Posted on June 23, 2018 at 2:20 pm

Becca Harrison writes in Prospect about “From Ocean’s 8 to #MeToo: why the gender bias in film criticism matters:”

This week, Hollywood stars and reviewers alike have waded into debates about the gender of film critics.

In a promotional interview for Ocean’s 8, its stars—Mindy Kaling, Cate Blanchett, and Sandra Bullock—suggested that they’d like more women to review their film.

Bullock talked about the need to “balance out the pool of critics” so that it “reflects the world we’re in,” while Kaling said that “often I think there is a critic who will damn it in a way because they don’t understand it, because they come at it at a different point of view.”

Responding to the cast’s view that men might be more dismissive of their film than women, Buzzfeed critic Alison Willmore tweeted that this was “the same argument an angry teen boy uses when telling me why I shouldn’t get to weigh in on Suicide Squad.”

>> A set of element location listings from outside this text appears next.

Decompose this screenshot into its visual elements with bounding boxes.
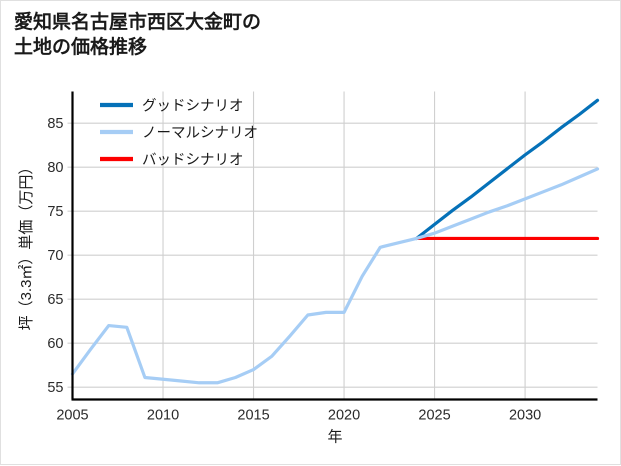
y-tick-label: 70	[47, 248, 63, 264]
legend-label-normal: ノーマルシナリオ	[142, 126, 258, 142]
y-axis-title: 坪（3.3㎡）単価（万円）	[18, 160, 35, 331]
legend-label-bad: バッドシナリオ	[142, 153, 244, 169]
axes-group	[71, 91, 598, 401]
x-tick-label: 2025	[418, 408, 450, 424]
y-tick-label: 80	[47, 160, 63, 176]
series-line	[70, 167, 600, 385]
x-tick-label: 2010	[147, 408, 179, 424]
x-tick-label: 2020	[328, 408, 360, 424]
x-tick-label: 2030	[509, 408, 541, 424]
series-line	[414, 98, 600, 241]
series-group	[70, 98, 600, 385]
y-tick-label: 75	[47, 204, 63, 220]
x-axis-tick-labels: 2005 2010 2015 2020 2025 2030	[56, 408, 541, 424]
x-tick-label: 2015	[237, 408, 269, 424]
x-tick-label: 2005	[56, 408, 88, 424]
y-tick-label: 55	[47, 380, 63, 396]
legend-label-good: グッドシナリオ	[142, 98, 244, 115]
y-tick-label: 85	[47, 116, 63, 132]
y-tick-label: 65	[47, 292, 63, 308]
y-tick-label: 60	[47, 336, 63, 352]
x-axis-title: 年	[327, 429, 342, 446]
y-axis-tick-labels: 55 60 65 70 75 80 85	[47, 116, 73, 396]
page-title: 愛知県名古屋市西区大金町の 土地の価格推移	[14, 12, 262, 58]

“It’s also an argument whose end point is that there should never be bad reviews, because that just means the critic wasn’t the right audience.”

But Willmore’s argument misses the point. The issue of individual films aside, there is a pressing need for publishers and editors to diversify criticism—and to trust that women and people of colour can write critically about films, even when they are “the right audience.”